Cette même année, il anime des spectacles à Montréal et à San Francisco, invité par la communauté Afro-indienne. Il sera honoré par la pose d’une plaque commémorative à l’université de San Francisco. En 1994 Matoub Lounes vit de nouveau un autre cauchemar. L’artiste est kidnappé par un groupe terroriste, le 26 Septembre, non loin de Beni Douala. Le GIA revendique le rapt, mais le chanteur est miraculeusement libéré après 16 nuits de séquestration, suite à une forte mobilisation nationale et internationale. Il répondra à ses ravisseurs par un album mûr, structuré et très engagé, intitulé « Assirem » (L’espoir).
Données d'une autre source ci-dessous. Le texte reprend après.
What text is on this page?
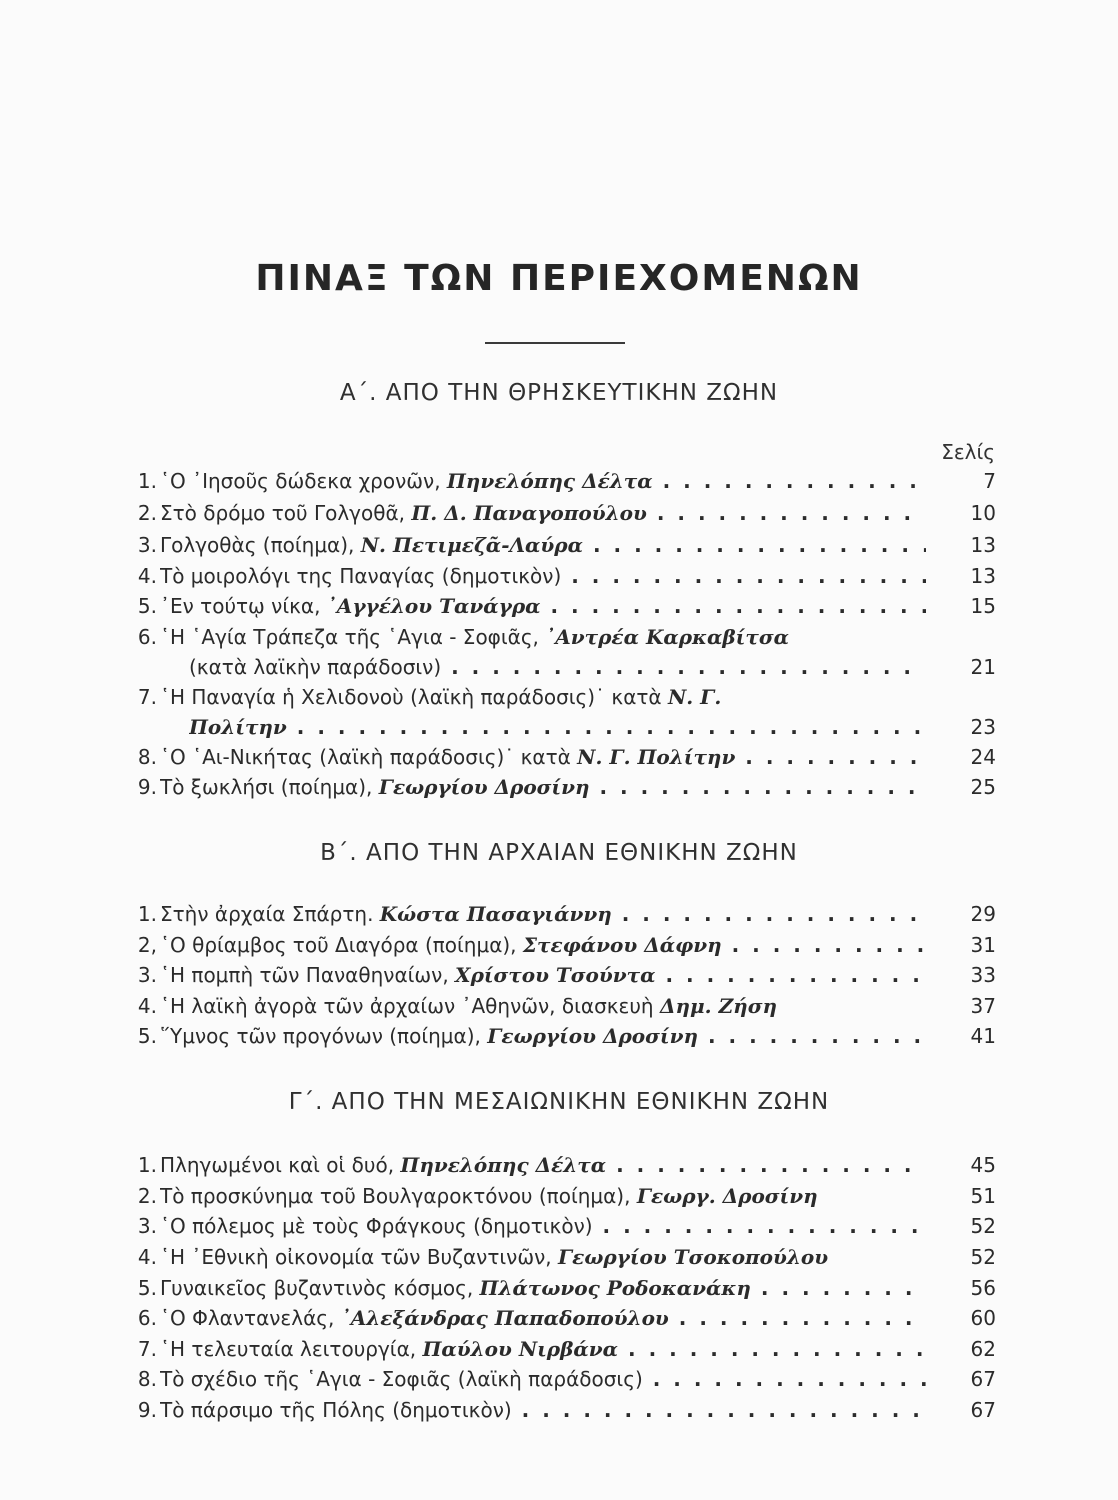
ΠΙΝΑΞ ΤΩΝ ΠΕΡΙΕΧΟΜΕΝΩΝ
Α΄. ΑΠΟ ΤΗΝ ΘΡΗΣΚΕΥΤΙΚΗΝ ΖΩΗΝ
Σελίς
1. ῾Ο ᾿Ιησοῦς δώδεκα χρονῶν, Πηνελόπης Δέλτα . . .	7
2. Στὸ δρόμο τοῦ Γολγοθᾶ, Π. Δ. Παναγοπούλου . . .	10
3. Γολγοθὰς (ποίημα), Ν. Πετιμεζᾶ-Λαύρα . . .	13
4. Τὸ μοιρολόγι της Παναγίας (δημοτικὸν) . . .	13
5. ᾿Εν τούτῳ νίκα, ᾿Αγγέλου Τανάγρα . . .	15
6. ῾Η ῾Αγία Τράπεζα τῆς ῾Αγια - Σοφιᾶς, ᾿Αντρέα Καρκαβίτσα
(κατὰ λαϊκὴν παράδοσιν) . . .	21
7. ῾Η Παναγία ἡ Χελιδονοὺ (λαϊκὴ παράδοσις)˙ κατὰ Ν. Γ.
Πολίτην . . .	23
8. ῾Ο ῾Αι-Νικήτας (λαϊκὴ παράδοσις)˙ κατὰ Ν. Γ. Πολίτην . . .	24
9. Τὸ ξωκλήσι (ποίημα), Γεωργίου Δροσίνη . . .	25
Β΄. ΑΠΟ ΤΗΝ ΑΡΧΑΙΑΝ ΕΘΝΙΚΗΝ ΖΩΗΝ
1. Στὴν ἀρχαία Σπάρτη. Κώστα Πασαγιάννη . . .	29
2, ῾Ο θρίαμβος τοῦ Διαγόρα (ποίημα), Στεφάνου Δάφνη . . .	31
3. ῾Η πομπὴ τῶν Παναθηναίων, Χρίστου Τσούντα . . .	33
4. ῾Η λαϊκὴ ἀγορὰ τῶν ἀρχαίων ᾿Αθηνῶν, διασκευὴ Δημ. Ζήση	37
5. ῞Υμνος τῶν προγόνων (ποίημα), Γεωργίου Δροσίνη . . .	41
Γ΄. ΑΠΟ ΤΗΝ ΜΕΣΑΙΩΝΙΚΗΝ ΕΘΝΙΚΗΝ ΖΩΗΝ
1. Πληγωμένοι καὶ οἱ δυό, Πηνελόπης Δέλτα . . .	45
2. Τὸ προσκύνημα τοῦ Βουλγαροκτόνου (ποίημα), Γεωργ. Δροσίνη	51
3. ῾Ο πόλεμος μὲ τοὺς Φράγκους (δημοτικὸν) . . .	52
4. ῾Η ᾿Εθνικὴ οἰκονομία τῶν Βυζαντινῶν, Γεωργίου Τσοκοπούλου	52
5. Γυναικεῖος βυζαντινὸς κόσμος, Πλάτωνος Ροδοκανάκη . . .	56
6. ῾Ο Φλαντανελάς, ᾿Αλεξάνδρας Παπαδοπούλου . . .	60
7. ῾Η τελευταία λειτουργία, Παύλου Νιρβάνα . . .	62
8. Τὸ σχέδιο τῆς ῾Αγια - Σοφιᾶς (λαϊκὴ παράδοσις) . . .	67
9. Τὸ πάρσιμο τῆς Πόλης (δημοτικὸν) . . .	67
Se disant témoin de son temps, Matoub reçoit le Prix de la mémoire collective, le 6 décembre 1994, à la Sorbonne, en France. Son nom résonne dans les grandes capitales occidentales.
En 1995, il reçoit le premier prix de la liberté d’expression par l’agence Sky, au Canada. Cette même année, il publie son autobiographie, « Rebelle » (Ed. Stock, 1995). Deux plus tard Matoub atteint le sommet de son art. Il signe un album châabi, « Au nom de tous les miens », inspiré du livre de Martin Gray qui porte le même titre que l’album. Matoub qui a marqué toute une génération par ses textes engagés, ses chansons d’amour, son amour pour la patrie quittera la vie un jeudi 25 Juin 1998. Accompagné de son épouse et ses deux belles sœurs, il quittera le restaurant « Concorde » à Tizi-Ouzou, à 13 heures. Sur le chemin du retour vers Beni Douala, il tombe sur un faux barrage. Il est encore une fois criblé de balles. Mais cette fois-ci, il ne s’en relèvera pas. Matoub Lounes sera inhumé dans son village, le 28 juin 1998. Plus d’un millions de personnes l’accompagneront à sa dernière demeure. Son dernier album sortira le 5 Juillet 1998, soit 11 jours après son assassinat.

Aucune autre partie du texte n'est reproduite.